When news Roger Federer would be skipping Roland Garros first broke out, a worldwide wave of concern regarding his health was set off. After all, he missed the 2016 French Open due to injury. The man with the most consecutive Grand Slam appearances doesn’t willingly bypass such events, right? Now that he holds the mental edge over Rafael Nadal, doesn’t a huge upset over the Spaniard on court Philippe Chatrier sound enticing enough?
The French Tennis Federation and most fans received a major blow. With the reigning finalists Novak Djokovic and Andy Murray both going through severe crises, we are poised to witness the most watered down men’s French Open in years. Might as well hand Nadal his tenth Coupe des Mousquetaires.
But the Swiss Maestro and his team know what they are doing. They have never hidden winning at Wimbledon is their utmost priority. By skipping the clay swing altogether, Federer gets a one-month head start of practice on grass.
That last sentence sounds unbelievably scary for his fellow ATP peers
not named Evgeny Donskoy.
Grass legend + extended practice = recipe for success?
While the top dogs of the circuit mercilessly battle it out for hours on the dirt, Federer will be smoothly gearing up for his favorite part of the season.
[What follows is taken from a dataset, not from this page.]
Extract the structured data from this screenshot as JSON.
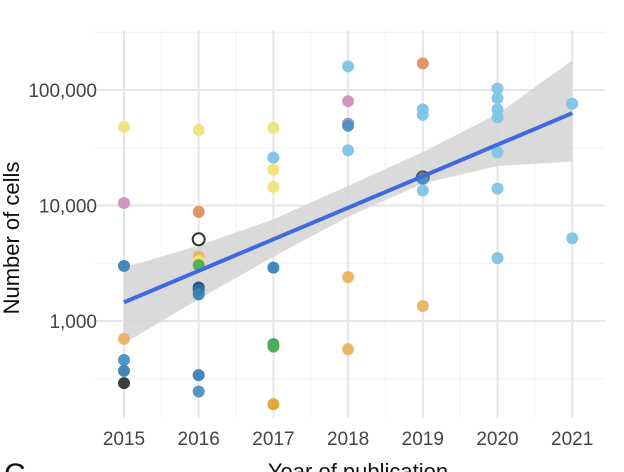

He who owns a not so shabby 86.9 career win percentage on grass gets to play on the surface for an extra four weeks.
The man who has taken the tour by storm in 2017, as his 19-1 record attests, will have a massive adaptation advantage.
Someone who was two games away from reaching the 2016 Wimbledon final while basically on only one functional leg will be training at full strength in order to assault a record-setting eighth crown at the All England Lawn Tennis and Croquet Club.
No matter how you look at it, Federer’s practice edge is borderline unfair. Provided he is healthy, it is complicated to envision him not dominating the grass tour.
Even if he stinks up the joint in Dubai, Switzerland, or wherever he decides to settle down in May, the 18-time Grand Slam champion gets two mulligans in the Stuttgart and Halle warm-up events.
For some obscure reason, bookies still favor Murray and Djokovic over Federer as the players most likely to lift the Wimbledon trophy.
Forget it. I’m all in on Federer. 2017 will go down as the year of the sweeps. Nadal will win it all on clay. So will Fedeer on grass. At this point, it would require a major shocker to prevent that from happening.
Winning at Indian Wells, a positive precedent
For the record, ever year Federer has won at Indian Wells (2004, 2005, 2006, 2012) he’s also won at Wimbledon. Unless my memory is betraying me big time (and it isn’t), the Basel native did not lose a set en route to his fifth title at the California desert back in March.
Be skeptical of Federer’s chances at your own peril.